17. Governance and Gordon Gee (September 27)
Vanderbilt University reacts to a Wall Street Journal article about the expensive habits of its president and efforts by its Board of Trust to install controls on spending and outside board memberships. The issue of executive compensation in the largest scale charities will continue to be a big story.
18. Machismo and the Microfinanciers (October 27)
Muhammad Yunis won the Nobel peace prize for transforming the business of loan sharks into microcredit for poor women. A new generation of (male) market-oriented investors could be reversing the process. The social entrepreneurs are blurring the line between charity and for-profit endeavor, and the risk is that all of the charity is getting squeezed out.

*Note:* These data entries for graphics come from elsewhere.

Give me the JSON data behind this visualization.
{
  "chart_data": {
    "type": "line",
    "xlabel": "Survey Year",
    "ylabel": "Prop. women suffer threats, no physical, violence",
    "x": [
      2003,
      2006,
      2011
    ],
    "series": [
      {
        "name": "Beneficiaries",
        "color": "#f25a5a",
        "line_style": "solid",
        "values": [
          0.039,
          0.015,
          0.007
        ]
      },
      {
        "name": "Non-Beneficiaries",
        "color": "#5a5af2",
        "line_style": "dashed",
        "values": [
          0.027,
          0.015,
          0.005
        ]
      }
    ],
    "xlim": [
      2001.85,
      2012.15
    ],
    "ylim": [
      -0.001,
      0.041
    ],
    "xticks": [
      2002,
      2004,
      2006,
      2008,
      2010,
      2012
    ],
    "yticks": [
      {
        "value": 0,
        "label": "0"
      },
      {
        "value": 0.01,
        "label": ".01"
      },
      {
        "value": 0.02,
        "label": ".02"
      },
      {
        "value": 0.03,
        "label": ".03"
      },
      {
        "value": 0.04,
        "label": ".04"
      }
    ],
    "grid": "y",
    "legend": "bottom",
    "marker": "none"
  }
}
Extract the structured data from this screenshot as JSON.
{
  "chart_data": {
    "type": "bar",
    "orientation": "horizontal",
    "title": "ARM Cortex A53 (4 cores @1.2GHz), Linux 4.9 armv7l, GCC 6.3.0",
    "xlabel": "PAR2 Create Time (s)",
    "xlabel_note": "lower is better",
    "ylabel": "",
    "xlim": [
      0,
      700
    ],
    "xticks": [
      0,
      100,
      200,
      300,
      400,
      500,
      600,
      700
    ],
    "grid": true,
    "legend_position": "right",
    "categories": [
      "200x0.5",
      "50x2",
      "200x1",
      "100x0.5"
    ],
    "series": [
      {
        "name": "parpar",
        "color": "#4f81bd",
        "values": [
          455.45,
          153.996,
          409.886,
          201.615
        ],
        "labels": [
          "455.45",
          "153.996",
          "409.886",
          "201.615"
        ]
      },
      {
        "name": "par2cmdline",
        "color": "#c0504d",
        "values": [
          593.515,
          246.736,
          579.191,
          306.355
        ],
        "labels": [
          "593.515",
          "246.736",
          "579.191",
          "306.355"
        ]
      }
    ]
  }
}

19. Seven Boardroom Innovations that Charities Need to Adopt (October 10)
The Wall Street Journal now has a special report section on corporate governance, with ideas that charities would do well to consider. Public companies are running far ahead of where most charities have been willing to go.
20. IRS: Down Payment Grants Not Charity If Funded by Seller (May 5)
IRS belatedly denies charity status to organizations that provide down payment assistance—funded by home builders and home sellers. The IRS still seems to be far too ready to green light charity concepts closely intertwined with commercial interests.
Great list, and very different than the one I cobbled together. Thanks for reminding us of these stories, and congrats on a great first year!